Don’t get me wrong, I am not saying this will always be easy, but I am saying it is possible.
Why Is Being Resilient So Important?
There are many reasons why building our own resilience is so important and here are just a few:
- Resilience is related to lower absences from work
- We have a belief that nothing is insurmountable
- When you are resilient, you are less likely to turn to unhelpful behaviours such as excessive drinking, smoking, and use of drugs
- Employees with greater resilience tend to be more involved in the community and/or family activities
A useful start? So, let’s look at ways to help your team to become more resilient.
1. Focus On What You Can Control
If there is one piece of advice I would give to my younger self, it would be this. “The only thing you can control, is how you think and what you do.”
I cannot control what another person, be that a colleague, friend or family member, thinks of what I do and say. I can’t control the meaning that they derive of my actions or words. For too long I have wasted energy and time worrying about what others think. I know at times I have allowed this to limit what I do, too.
What I can control is how I choose to think and behave, the actions I take as I work towards my goals and the meaning I make from others’ words and actions. When I come from this place I know I am way more resourceful, productive and of course, resilient.
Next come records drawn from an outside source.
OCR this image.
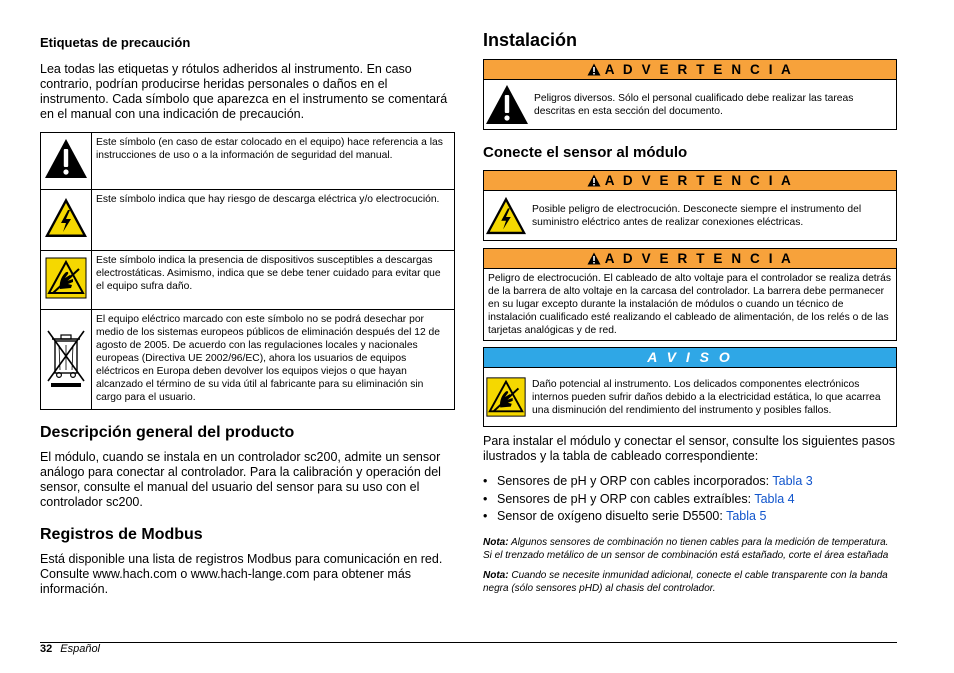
Etiquetas de precaución

Lea todas las etiquetas y rótulos adheridos al instrumento. En caso contrario, podrían producirse heridas personales o daños en el instrumento. Cada símbolo que aparezca en el instrumento se comentará en el manual con una indicación de precaución.

	Este símbolo (en caso de estar colocado en el equipo) hace referencia a las instrucciones de uso o a la información de seguridad del manual.
	Este símbolo indica que hay riesgo de descarga eléctrica y/o electrocución.
	Este símbolo indica la presencia de dispositivos susceptibles a descargas electrostáticas. Asimismo, indica que se debe tener cuidado para evitar que el equipo sufra daño.
	El equipo eléctrico marcado con este símbolo no se podrá desechar por medio de los sistemas europeos públicos de eliminación después del 12 de agosto de 2005. De acuerdo con las regulaciones locales y nacionales europeas (Directiva UE 2002/96/EC), ahora los usuarios de equipos eléctricos en Europa deben devolver los equipos viejos o que hayan alcanzado el término de su vida útil al fabricante para su eliminación sin cargo para el usuario.
Descripción general del producto

El módulo, cuando se instala en un controlador sc200, admite un sensor análogo para conectar al controlador. Para la calibración y operación del sensor, consulte el manual del usuario del sensor para su uso con el controlador sc200.

Registros de Modbus

Está disponible una lista de registros Modbus para comunicación en red. Consulte www.hach.com o www.hach-lange.com para obtener más información.

Instalación
A D V E R T E N C I A
Peligros diversos. Sólo el personal cualificado debe realizar las tareas descritas en esta sección del documento.
Conecte el sensor al módulo
A D V E R T E N C I A
Posible peligro de electrocución. Desconecte siempre el instrumento del suministro eléctrico antes de realizar conexiones eléctricas.
A D V E R T E N C I A
Peligro de electrocución. El cableado de alto voltaje para el controlador se realiza detrás de la barrera de alto voltaje en la carcasa del controlador. La barrera debe permanecer en su lugar excepto durante la instalación de módulos o cuando un técnico de instalación cualificado esté realizando el cableado de alimentación, de los relés o de las tarjetas analógicas y de red.
A V I S O
Daño potencial al instrumento. Los delicados componentes electrónicos internos pueden sufrir daños debido a la electricidad estática, lo que acarrea una disminución del rendimiento del instrumento y posibles fallos.

Para instalar el módulo y conectar el sensor, consulte los siguientes pasos ilustrados y la tabla de cableado correspondiente:

• Sensores de pH y ORP con cables incorporados: Tabla 3
• Sensores de pH y ORP con cables extraíbles: Tabla 4
• Sensor de oxígeno disuelto serie D5500: Tabla 5
Nota: Algunos sensores de combinación no tienen cables para la medición de temperatura. Si el trenzado metálico de un sensor de combinación está estañado, corte el área estañada
Nota: Cuando se necesite inmunidad adicional, conecte el cable transparente con la banda negra (sólo sensores pHD) al chasis del controlador.
32 Español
2. Manage Your Emotions Before They Manage You
Responsibility is a great word. Think about it; it refers to our ‘ability to respond’, which implies we can choose our responses including emotional ones. Yes, we will all experience setbacks in our careers and life, yet it is an individual’s ability to choose their emotional response to a problem or setback that will determine their success.
- Who in your team allows themselves to be at the effect of situations and people and then end up blaming others for their lack of success?
- Which team members take ownership of their actions and the part they have played when things haven’t worked out as planned?
Support those who adopt the ‘blame’ strategy to become more resilient by asking them:
What was it that you did that contributed to the situation? Knowing what you now know, what would you do differently?
Using this approach stops a person from going on a downward emotional spiral that impacts themselves and others.
3. Build And Nurture Supportive Relationships
During those more challenging times which can be work or home–related, it is essential to have family, colleagues and friends that you can turn to for support. It may sound obvious to say this but take time to build, nurture and maintain strong and supportive relationships, yet too often I have talked with leaders and their team members who have said, “I don’t have anyone to talk to about what‘s been going on”.
4. Have A Positive Outlook
There is a saying in the personal development world – “energy flows where attention goes.” Too often people find it easier to describe what they don’t want. Instead, focus on what you do want and put your attention and energy into creating what you want.
5. Break Any Recurring Sabotaging Thought Patterns
Which of these look or sound familiar?
- You ignore the warning signs that you need a break
- You frequently hear others say, ‘you can’t burn the candle at both ends’
- You expect yourself to succeed in making life changes without giving yourself the
time or mental space to accomplish them
- You allow that voice inside your head – and we all have one – to hold you back from doing something you want to do
- You feel the burden of making all the decisions for yourself and those closest to you, at work and home
If you can relate to any of these examples in some way, then it’s likely that you have some ingrained sabotaging thought patterns, and trust me we all have some. What’s important is that we are aware of when we are sabotaging ourselves and that we are doing something different to break the pattern.